Arbon noticed he often mentioned jam and berries — foods that made him think of home. In one letter he talked about risking a trip outside the safety of the picket lines to pick a pail of blackberries to bring back to camp and use for jam. It is that anecdote that the book is based on, mixed with Charles’s reminiscences about picking berries as a boy and with Libbie while the two were courting.

“It helped me see the very humanness of a soldier,” Arbon said. “I wanted children to see soldiers doing something besides shooting guns in battle.”

She said she hopes the book sparks conversations with children about the homesickness and other difficulties soldiers face overseas today.

“What really touches me with these letters is even though we have a world of technology that separates us from the past, those feelings of love of family and of country and of God and freedom are the same things that still motivate soldiers today. Those feelings that people have just transcend time,” she said.

One thing that touched her was the way Charles was always so responsive and so sympathetic to his wife’s troubles. Despite the constant danger of being shot and killed, he still took the time to do things like offer to write a letter to his mother after Libbie was hurt by something she said.

Arbon said when Charles left for war he had only been married to Libbie for two days. Shortly thereafter he wrote, “I think we have just commenced a terrible war. How it will end God only knows and trusting him I believe we shall finally triumph over our enemies and that our nation shall stand for the brightest and most powerful nation in the world.”

During the next four years of war he saw Libbie only twice — once to start a family and once to see the son that resulted from the first trip. But he escaped from the war unscathed and the couple went on to have seven more children and a long life together.

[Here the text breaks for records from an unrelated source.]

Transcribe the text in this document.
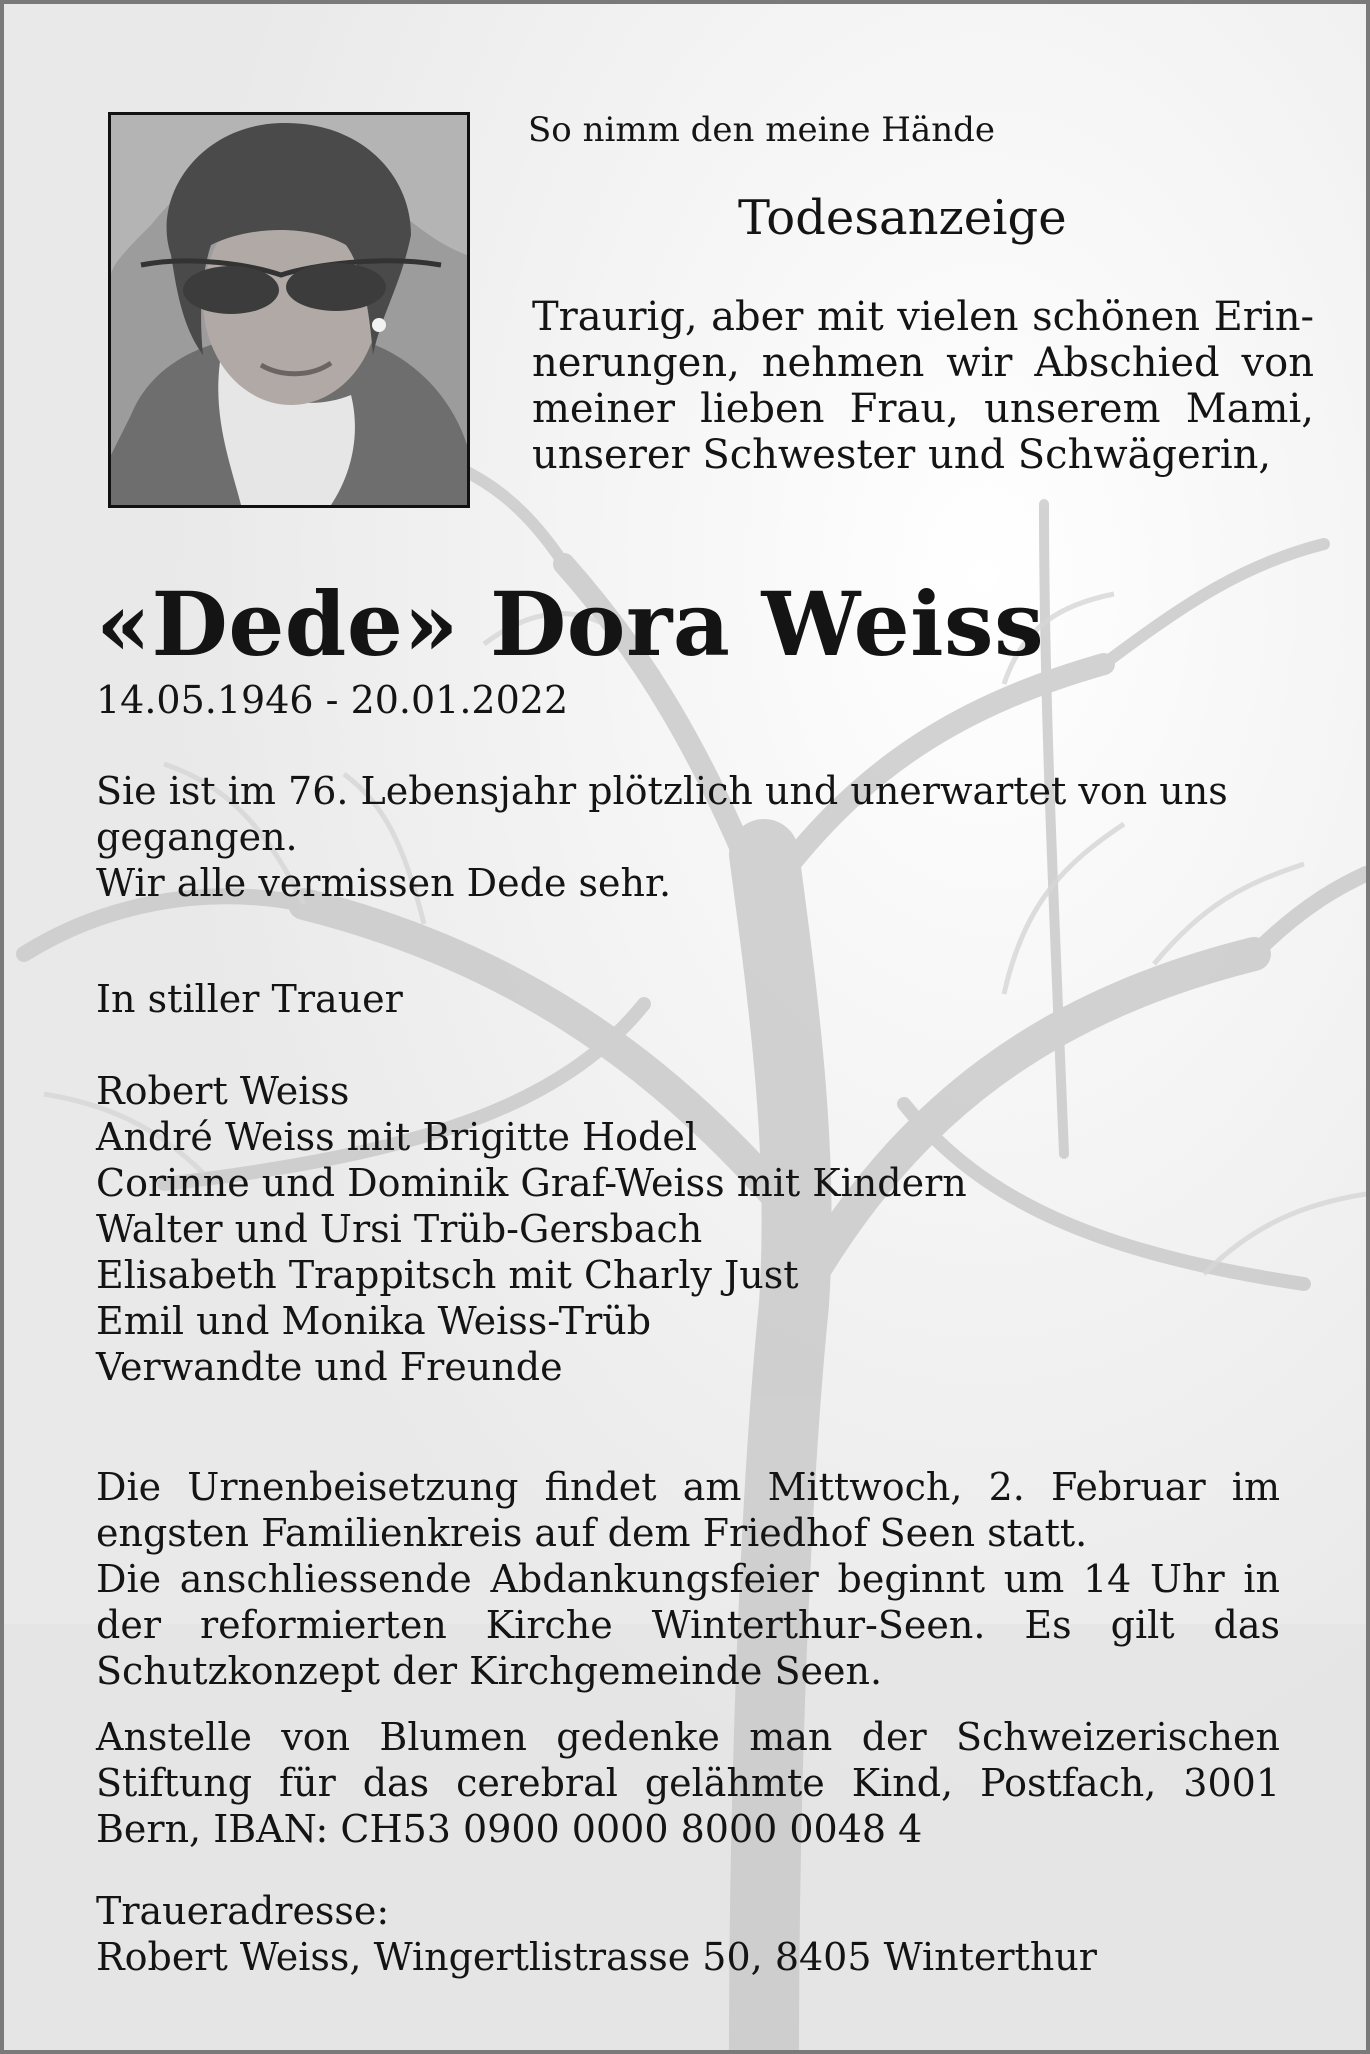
So nimm den meine Hände
Todesanzeige
Traurig, aber mit vielen schönen Erin-
nerungen, nehmen wir Abschied von
meiner lieben Frau, unserem Mami,
unserer Schwester und Schwägerin,
«Dede» Dora Weiss
14.05.1946 - 20.01.2022
Sie ist im 76. Lebensjahr plötzlich und unerwartet von uns
gegangen.
Wir alle vermissen Dede sehr.
In stiller Trauer
Robert Weiss
André Weiss mit Brigitte Hodel
Corinne und Dominik Graf-Weiss mit Kindern
Walter und Ursi Trüb-Gersbach
Elisabeth Trappitsch mit Charly Just
Emil und Monika Weiss-Trüb
Verwandte und Freunde
Die Urnenbeisetzung findet am Mittwoch, 2. Februar im
engsten Familienkreis auf dem Friedhof Seen statt.
Die anschliessende Abdankungsfeier beginnt um 14 Uhr in
der reformierten Kirche Winterthur-Seen. Es gilt das
Schutzkonzept der Kirchgemeinde Seen.
Anstelle von Blumen gedenke man der Schweizerischen
Stiftung für das cerebral gelähmte Kind, Postfach, 3001
Bern, IBAN: CH53 0900 0000 8000 0048 4
Traueradresse:
Robert Weiss, Wingertlistrasse 50, 8405 Winterthur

As Arbon was pondering creating a book about Charles Watson, she came up with a plan to photograph her own family members, dressed in period clothing, to illustrate the book.

“It turned out to be the most fantastic experience. It was so much fun,” she said.

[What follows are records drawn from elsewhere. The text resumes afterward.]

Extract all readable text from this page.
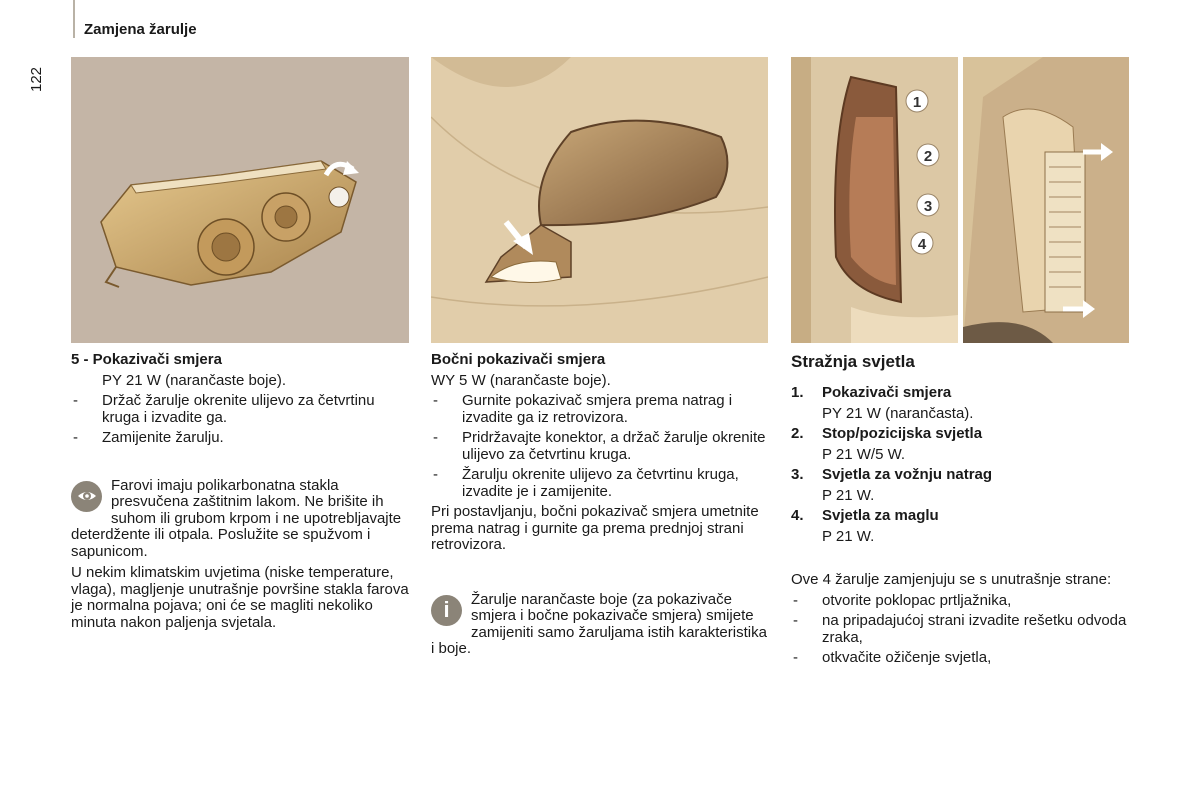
Zamjena žarulje
122
1
2
3
4
5 - Pokazivači smjera
PY 21 W (narančaste boje).
- Držač žarulje okrenite ulijevo za četvrtinu kruga i izvadite ga.
- Zamijenite žarulju.
Farovi imaju polikarbonatna stakla presvučena zaštitnim lakom. Ne brišite ih suhom ili grubom krpom i ne upotrebljavajte deterdžente ili otpala. Poslužite se spužvom i sapunicom.
U nekim klimatskim uvjetima (niske temperature, vlaga), magljenje unutrašnje površine stakla farova je normalna pojava; oni će se magliti nekoliko minuta nakon paljenja svjetala.
Bočni pokazivači smjera
WY 5 W (narančaste boje).
- Gurnite pokazivač smjera prema natrag i izvadite ga iz retrovizora.
- Pridržavajte konektor, a držač žarulje okrenite ulijevo za četvrtinu kruga.
- Žarulju okrenite ulijevo za četvrtinu kruga, izvadite je i zamijenite.
Pri postavljanju, bočni pokazivač smjera umetnite prema natrag i gurnite ga prema prednjoj strani retrovizora.
i	Žarulje narančaste boje (za pokazivače smjera i bočne pokazivače smjera) smijete zamijeniti samo žaruljama istih karakteristika i boje.
Stražnja svjetla
1. Pokazivači smjera
PY 21 W (narančasta).
2. Stop/pozicijska svjetla
P 21 W/5 W.
3. Svjetla za vožnju natrag
P 21 W.
4. Svjetla za maglu
P 21 W.
Ove 4 žarulje zamjenjuju se s unutrašnje strane:
- otvorite poklopac prtljažnika,
- na pripadajućoj strani izvadite rešetku odvoda zraka,
- otkvačite ožičenje svjetla,
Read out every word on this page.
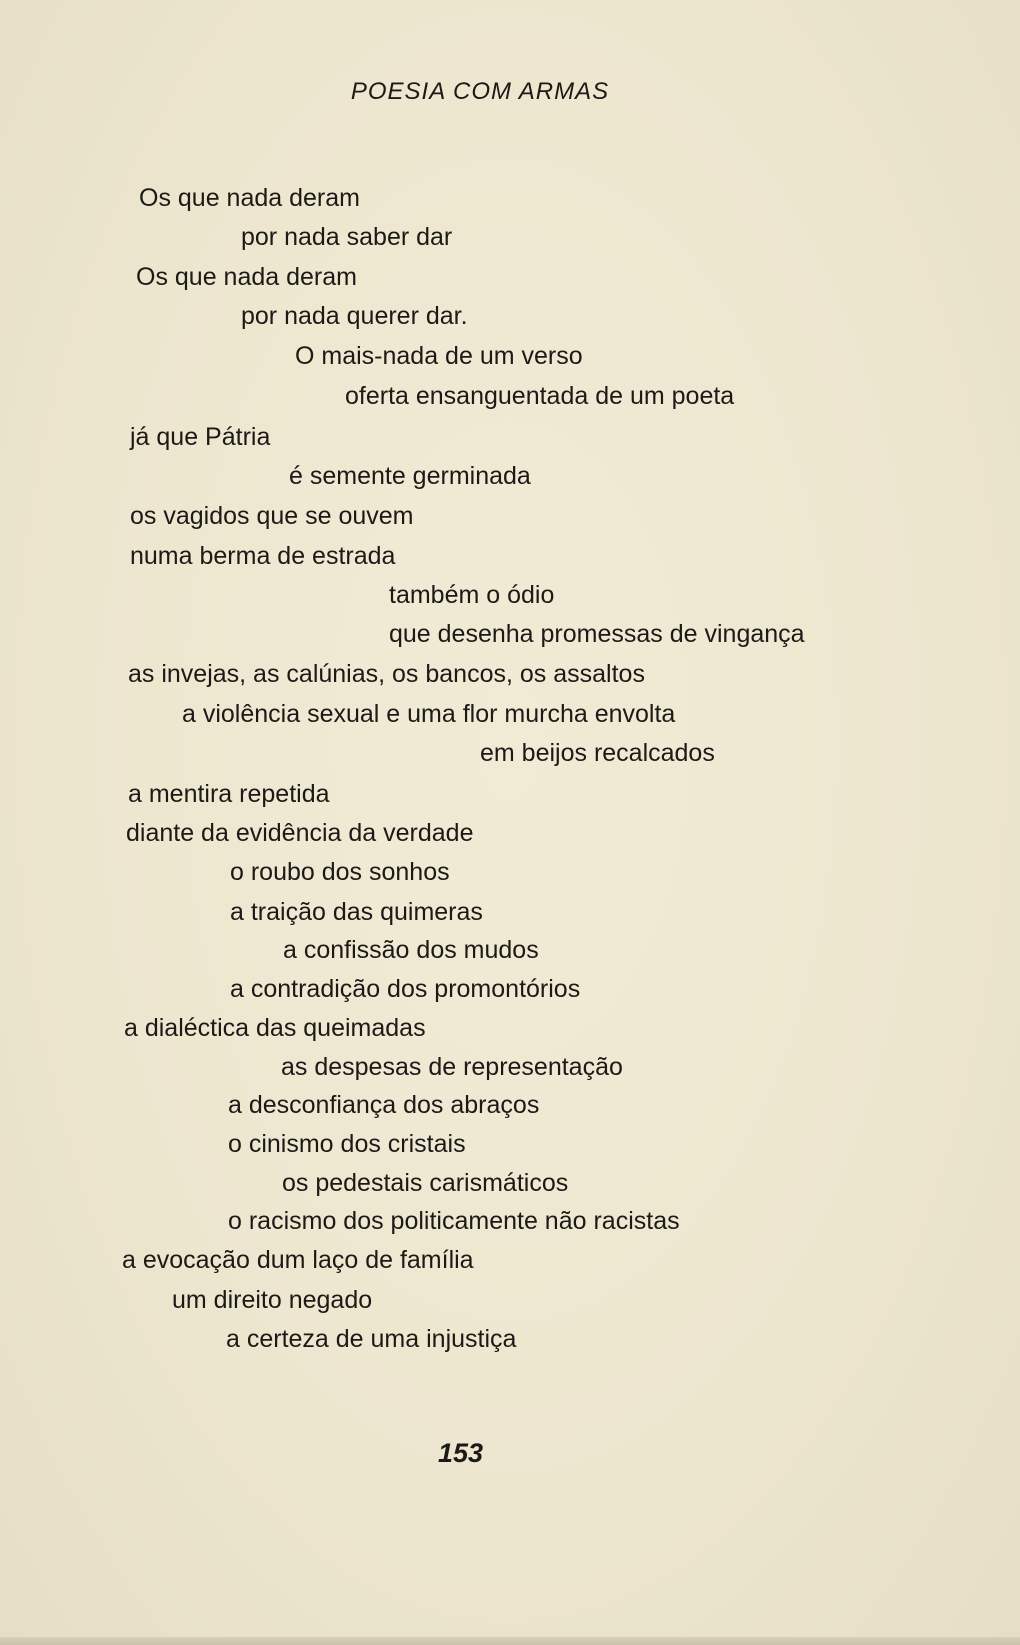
POESIA COM ARMAS
Os que nada deram
por nada saber dar
Os que nada deram
por nada querer dar.
O mais-nada de um verso
oferta ensanguentada de um poeta
já que Pátria
é semente germinada
os vagidos que se ouvem
numa berma de estrada
também o ódio
que desenha promessas de vingança
as invejas, as calúnias, os bancos, os assaltos
a violência sexual e uma flor murcha envolta
em beijos recalcados
a mentira repetida
diante da evidência da verdade
o roubo dos sonhos
a traição das quimeras
a confissão dos mudos
a contradição dos promontórios
a dialéctica das queimadas
as despesas de representação
a desconfiança dos abraços
o cinismo dos cristais
os pedestais carismáticos
o racismo dos politicamente não racistas
a evocação dum laço de família
um direito negado
a certeza de uma injustiça
153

Her children, son-in-law, daughter-in-law and grandchildren all became characters in the book. Arbon herself even has a cameo as Charles’s mother, helping him make jam as a little boy. Since she has only granddaughters, she had to convince two of them to dress up as little boys for the shots of a very young Charles and his brother.

“It took a lot of bribes,” she said.

The clothing in the book came from a mixture of costumes Arbon pieced together and rented. The Union Army uniform was ordered from a Civil War re-enactment website. An afghan draped around the shoulders of her daughter, playing Libbie, was actually made by the wife of one of Charles and Libbie’s sons.

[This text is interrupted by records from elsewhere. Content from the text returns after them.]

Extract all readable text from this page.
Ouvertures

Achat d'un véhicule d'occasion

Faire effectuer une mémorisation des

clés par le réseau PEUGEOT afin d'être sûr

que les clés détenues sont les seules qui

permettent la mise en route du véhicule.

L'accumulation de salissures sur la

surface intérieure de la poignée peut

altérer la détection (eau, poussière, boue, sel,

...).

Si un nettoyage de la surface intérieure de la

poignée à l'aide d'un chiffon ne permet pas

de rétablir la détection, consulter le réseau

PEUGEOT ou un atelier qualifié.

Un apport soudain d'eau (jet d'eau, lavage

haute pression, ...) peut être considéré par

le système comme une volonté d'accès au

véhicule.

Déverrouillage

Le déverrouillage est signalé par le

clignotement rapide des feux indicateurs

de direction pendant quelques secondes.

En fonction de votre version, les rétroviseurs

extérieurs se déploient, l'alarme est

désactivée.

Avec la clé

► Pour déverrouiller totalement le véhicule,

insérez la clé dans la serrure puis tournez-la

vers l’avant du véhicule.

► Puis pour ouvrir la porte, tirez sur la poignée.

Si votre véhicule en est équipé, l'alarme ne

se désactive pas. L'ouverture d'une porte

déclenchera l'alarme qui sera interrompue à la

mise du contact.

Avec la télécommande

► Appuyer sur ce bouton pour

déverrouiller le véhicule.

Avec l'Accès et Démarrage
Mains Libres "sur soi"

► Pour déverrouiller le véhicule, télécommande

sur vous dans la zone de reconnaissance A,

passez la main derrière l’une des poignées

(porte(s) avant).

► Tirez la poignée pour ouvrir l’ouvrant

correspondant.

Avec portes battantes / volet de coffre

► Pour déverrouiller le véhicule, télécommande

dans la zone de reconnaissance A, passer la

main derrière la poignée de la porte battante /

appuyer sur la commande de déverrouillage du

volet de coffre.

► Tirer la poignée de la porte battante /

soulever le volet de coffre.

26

The locations for the photo shoots came from around The Dalles, including the kitchen at the Fort Dalles Museum’s Anderson House. Arbon has made a total of three visits to Corinth, and kept sending shots of the landscape to friends at the Corinth Civil War Interpretive Center to ask if they thought the scenery looked authentic.

“It was a blast to scout around areas I thought looked like Corinth,” Arbon said.

She even managed to get a shot of a little brown rabbit next to a blackberry bush to illustrate the moment when Charles worried the twigs he heard snapping were an approaching enemy solider.

As she researched the 52nd Illinois for her book, Arbon decided to also create a website honoring the men who served in the regiment. She said it has been a joy to get to know other descendents of Charles and his brothers in arms whom she has gotten in touch with through the website, the52ndillinois.com.

Now that Arbon’s book is done, it will be available at Klindt’s Booksellers starting the week of July 29. A few historical sites have also volunteered to carry it, including the Ulysses S. Grant cottage in New York (Charles served under Grant at Shiloh).

“Guarding Camp, Finding Home,” is Arbon’s first book, but she said it might not be her last.

“I have so many fun stories from my family history that are really unique,” she said. “I have thought that this would be fun to do again.”